Out on the run course, Doug saw a lot of friends and cheered them on, including Rachel and Jeremy. He saw Jordan Rapp’s commanding lead and urged Jasper Blake to chase down the field. He was extremely impressed to see Anthony Toth running up amongst the leaders. On the way out, Doug didn’t see a whole lot of athletes running the other way, which was an encouraging sign, and he steadily passed the athletes around him.
At the end of the out-and-back, Doug did his fancy turn-around (ask him to demonstrate sometime), drawing cheers from the crowd. On the way back, Doug started looking a bit more hurtin’.
He was fully into Doug’s patented grim-face, whereafter he ceases to respond to your cheering in any way. He appreciates the cheering, and he takes the energy you’re offering up gratefully, but he won’t give you any energy back. He needs everything he’s got for himself. So if Doug ignores your cheering, cheer louder, cuz that’s when he needs it the most.
With about 5 km to go, Penticton’s Olly called to him “Just keep running,” which was exactly what Doug needed to hear. He committed to picking up the pace and running strong to the end. In the last 2km he started his sprint finish, drawing on the energy of the crowd.
He gave a great final burst of speed down the finishing stretch, grabbed the finish line banner and held in above his head triumphantly, smashing his previous personal best with a phenomenal time of 10:10:46!
His run time was 3:34:20. He finished 96th overall out of 2595 (that’s top 4%!!!), and 12th of 107 in his age group. With personal bests on all 3 events, he’s super happy with his performance, and I am so proud of him!

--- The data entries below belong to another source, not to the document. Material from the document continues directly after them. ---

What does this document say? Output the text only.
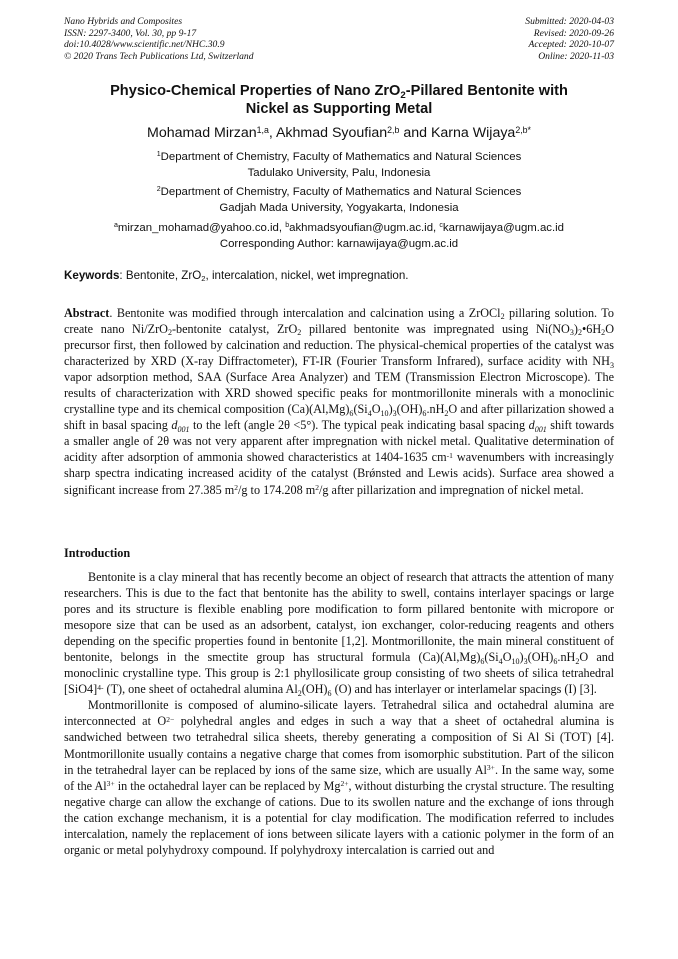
Nano Hybrids and Composites
ISSN: 2297-3400, Vol. 30, pp 9-17
doi:10.4028/www.scientific.net/NHC.30.9
© 2020 Trans Tech Publications Ltd, Switzerland
Submitted: 2020-04-03
Revised: 2020-09-26
Accepted: 2020-10-07
Online: 2020-11-03
Physico-Chemical Properties of Nano ZrO$_2$-Pillared Bentonite with
Nickel as Supporting Metal
Mohamad Mirzan$^{1,a}$, Akhmad Syoufian$^{2,b}$ and Karna Wijaya$^{2,b*}$
$^1$Department of Chemistry, Faculty of Mathematics and Natural Sciences
Tadulako University, Palu, Indonesia
$^2$Department of Chemistry, Faculty of Mathematics and Natural Sciences
Gadjah Mada University, Yogyakarta, Indonesia
$^a$mirzan_mohamad@yahoo.co.id, $^b$akhmadsyoufian@ugm.ac.id, $^c$karnawijaya@ugm.ac.id
Corresponding Author: karnawijaya@ugm.ac.id
Keywords: Bentonite, ZrO$_2$, intercalation, nickel, wet impregnation.
Abstract. Bentonite was modified through intercalation and calcination using a ZrOCl$_2$ pillaring solution. To create nano Ni/ZrO$_2$-bentonite catalyst, ZrO$_2$ pillared bentonite was impregnated using $Ni(NO_3)_2•6H_2O$ precursor first, then followed by calcination and reduction. The physical-chemical properties of the catalyst was characterized by XRD (X-ray Diffractometer), FT-IR (Fourier Transform Infrared), surface acidity with $NH_3$ vapor adsorption method, SAA (Surface Area Analyzer) and TEM (Transmission Electron Microscope). The results of characterization with XRD showed specific peaks for montmorillonite minerals with a monoclinic crystalline type and its chemical composition $(Ca)(Al,Mg)_6(Si_4O_{10})_3(OH)_6.nH_2O$ and after pillarization showed a shift in basal spacing $d_{001}$ to the left (angle 2θ <5°). The typical peak indicating basal spacing $d_{001}$ shift towards a smaller angle of 2θ was not very apparent after impregnation with nickel metal. Qualitative determination of acidity after adsorption of ammonia showed characteristics at 1404-1635 $cm^{-1}$ wavenumbers with increasingly sharp spectra indicating increased acidity of the catalyst (Brǿnsted and Lewis acids). Surface area showed a significant increase from 27.385 $m^2/g$ to 174.208 $m^2/g$ after pillarization and impregnation of nickel metal.
Introduction

Bentonite is a clay mineral that has recently become an object of research that attracts the attention of many researchers. This is due to the fact that bentonite has the ability to swell, contains interlayer spacings or large pores and its structure is flexible enabling pore modification to form pillared bentonite with micropore or mesopore size that can be used as an adsorbent, catalyst, ion exchanger, color-reducing reagents and others depending on the specific properties found in bentonite [1,2]. Montmorillonite, the main mineral constituent of bentonite, belongs in the smectite group has structural formula $(Ca)(Al,Mg)_6(Si_4O_{10})_3(OH)_6.nH_2O$ and monoclinic crystalline type. This group is 2:1 phyllosilicate group consisting of two sheets of silica tetrahedral $[SiO4]^{4-}$ (T), one sheet of octahedral alumina $Al_2(OH)_6$ (O) and has interlayer or interlamelar spacings (I) [3].

Montmorillonite is composed of alumino-silicate layers. Tetrahedral silica and octahedral alumina are interconnected at $O^{2-}$ polyhedral angles and edges in such a way that a sheet of octahedral alumina is sandwiched between two tetrahedral silica sheets, thereby generating a composition of Si Al Si (TOT) [4]. Montmorillonite usually contains a negative charge that comes from isomorphic substitution. Part of the silicon in the tetrahedral layer can be replaced by ions of the same size, which are usually $Al^{3+}$. In the same way, some of the $Al^{3+}$ in the octahedral layer can be replaced by $Mg^{2+}$, without disturbing the crystal structure. The resulting negative charge can allow the exchange of cations. Due to its swollen nature and the exchange of ions through the cation exchange mechanism, it is a potential for clay modification. The modification referred to includes intercalation, namely the replacement of ions between silicate layers with a cationic polymer in the form of an organic or metal polyhydroxy compound. If polyhydroxy intercalation is carried out and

After some sittin', I grabbed Doug's change of clothes and he went and stood in the lake (Doug says "Splash Fight Lake" for those in the know). The water was pretty warm so it wasn't exactly an ice bath, but it helped Doug's muscles a lot. Then he put on his compression tights and socks (for super double compression power), and his walking was a lot less tragic after that (but still pretty bad) and so he hobbled his way back to the race site to greet his adoring fans.